Ethylmercury, which is from thimerosal, is very safe, and it degrades so that there’s no problem whatsoever. The problem is that regular mercury is very toxic. Methylmercury, which contaminates fish for example, is also toxic. But ethylmercury acts as a preservative and also as an antibacterial, so it prevents vaccines from being contaminated with bad bacteria. The confusion of roles [between ethylmercury and methylmercury]—and this happened with people who should have known better—created the push to get mercury out of vaccines. There was thimerosal in the DTP vaccine and also later when the hepatitis B vaccine came along, which we gave right at birth. Although the amount of mercury appeared to exceed the EPA level, that level is for methylmercury, not ethylmercury. Nevertheless, that prompted the move to take mercury out of vaccines, and so our present killed vaccines have no mercury in any of them, with the possible exception of multi-dose vials of some influenza vaccines.
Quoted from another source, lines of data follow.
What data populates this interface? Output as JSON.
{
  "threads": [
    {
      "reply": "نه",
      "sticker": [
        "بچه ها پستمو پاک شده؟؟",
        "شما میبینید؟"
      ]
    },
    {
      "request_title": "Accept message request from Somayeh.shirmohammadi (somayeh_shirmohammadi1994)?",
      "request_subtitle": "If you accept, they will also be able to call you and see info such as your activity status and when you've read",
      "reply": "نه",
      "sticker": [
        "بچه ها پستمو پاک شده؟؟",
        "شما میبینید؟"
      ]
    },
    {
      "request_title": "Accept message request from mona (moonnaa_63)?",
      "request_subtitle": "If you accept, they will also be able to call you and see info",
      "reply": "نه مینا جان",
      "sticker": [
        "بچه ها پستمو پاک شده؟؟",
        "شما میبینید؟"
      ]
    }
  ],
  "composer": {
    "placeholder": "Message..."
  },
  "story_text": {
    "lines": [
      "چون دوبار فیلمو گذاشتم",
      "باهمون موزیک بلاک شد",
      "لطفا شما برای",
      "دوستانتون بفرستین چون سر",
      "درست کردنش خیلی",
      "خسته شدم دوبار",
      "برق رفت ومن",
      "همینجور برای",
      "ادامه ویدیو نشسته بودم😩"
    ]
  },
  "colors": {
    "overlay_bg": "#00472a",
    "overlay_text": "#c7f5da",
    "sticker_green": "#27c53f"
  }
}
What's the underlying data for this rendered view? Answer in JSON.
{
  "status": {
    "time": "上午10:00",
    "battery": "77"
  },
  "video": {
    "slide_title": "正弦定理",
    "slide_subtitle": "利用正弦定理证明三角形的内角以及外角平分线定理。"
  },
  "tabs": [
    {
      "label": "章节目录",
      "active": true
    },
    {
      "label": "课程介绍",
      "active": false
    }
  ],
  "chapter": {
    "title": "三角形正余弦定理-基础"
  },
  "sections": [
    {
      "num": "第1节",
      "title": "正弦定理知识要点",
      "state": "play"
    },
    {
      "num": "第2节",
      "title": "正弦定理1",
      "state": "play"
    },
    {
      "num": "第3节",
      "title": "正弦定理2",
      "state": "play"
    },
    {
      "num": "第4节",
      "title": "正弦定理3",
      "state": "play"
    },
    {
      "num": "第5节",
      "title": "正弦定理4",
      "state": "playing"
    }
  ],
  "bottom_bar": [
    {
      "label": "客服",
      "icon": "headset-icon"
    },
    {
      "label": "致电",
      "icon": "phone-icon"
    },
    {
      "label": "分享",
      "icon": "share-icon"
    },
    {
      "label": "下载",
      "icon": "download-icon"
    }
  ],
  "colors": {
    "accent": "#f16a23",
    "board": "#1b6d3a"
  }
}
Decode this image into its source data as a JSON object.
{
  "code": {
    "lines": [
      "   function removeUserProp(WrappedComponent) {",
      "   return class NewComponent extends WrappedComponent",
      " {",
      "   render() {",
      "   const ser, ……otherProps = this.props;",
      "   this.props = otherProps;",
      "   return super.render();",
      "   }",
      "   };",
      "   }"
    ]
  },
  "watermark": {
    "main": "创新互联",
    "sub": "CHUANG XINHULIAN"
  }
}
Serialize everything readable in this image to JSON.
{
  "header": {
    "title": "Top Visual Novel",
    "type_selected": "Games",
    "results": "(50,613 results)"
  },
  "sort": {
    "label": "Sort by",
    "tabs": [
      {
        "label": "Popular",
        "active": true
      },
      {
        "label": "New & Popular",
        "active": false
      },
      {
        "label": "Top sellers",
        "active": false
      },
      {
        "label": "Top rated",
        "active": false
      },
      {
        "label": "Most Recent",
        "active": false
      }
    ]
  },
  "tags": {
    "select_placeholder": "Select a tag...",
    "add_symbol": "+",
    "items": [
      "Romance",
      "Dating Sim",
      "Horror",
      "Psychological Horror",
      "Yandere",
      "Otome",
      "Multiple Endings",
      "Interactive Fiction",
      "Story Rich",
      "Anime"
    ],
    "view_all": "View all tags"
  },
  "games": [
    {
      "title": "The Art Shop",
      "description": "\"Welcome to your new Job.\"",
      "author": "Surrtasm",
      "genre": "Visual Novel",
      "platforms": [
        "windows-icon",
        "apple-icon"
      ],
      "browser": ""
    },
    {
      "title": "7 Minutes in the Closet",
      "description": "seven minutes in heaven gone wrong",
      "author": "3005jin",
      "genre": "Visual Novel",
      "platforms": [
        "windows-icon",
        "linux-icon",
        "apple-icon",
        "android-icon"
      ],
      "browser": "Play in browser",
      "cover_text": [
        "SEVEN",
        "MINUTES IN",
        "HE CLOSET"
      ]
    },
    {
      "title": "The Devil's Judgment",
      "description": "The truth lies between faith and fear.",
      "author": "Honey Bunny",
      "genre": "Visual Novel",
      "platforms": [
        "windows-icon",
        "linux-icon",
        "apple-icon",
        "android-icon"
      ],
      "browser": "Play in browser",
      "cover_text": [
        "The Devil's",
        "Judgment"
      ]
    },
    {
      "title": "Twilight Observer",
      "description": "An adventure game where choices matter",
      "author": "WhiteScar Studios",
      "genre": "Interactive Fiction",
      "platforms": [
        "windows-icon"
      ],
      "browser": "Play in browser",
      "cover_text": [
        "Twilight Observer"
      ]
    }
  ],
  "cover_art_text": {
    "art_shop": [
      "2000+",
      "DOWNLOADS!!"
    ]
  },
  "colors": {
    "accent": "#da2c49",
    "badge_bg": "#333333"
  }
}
The whole idea was wrong from the beginning. Ethylmercury is incredibly safe and we know that because back before we had antibiotics, it was given in an attempt to treat serious infections, in large doses—a thousand times bigger than what’s in any vaccine. And of course in any live vaccine, there’s no mercury whatsoever.


Health Feedback previously reviewed similar false claims regarding a causal association between vaccines and autism, here and here. This Insight article explains how this link has been discredited.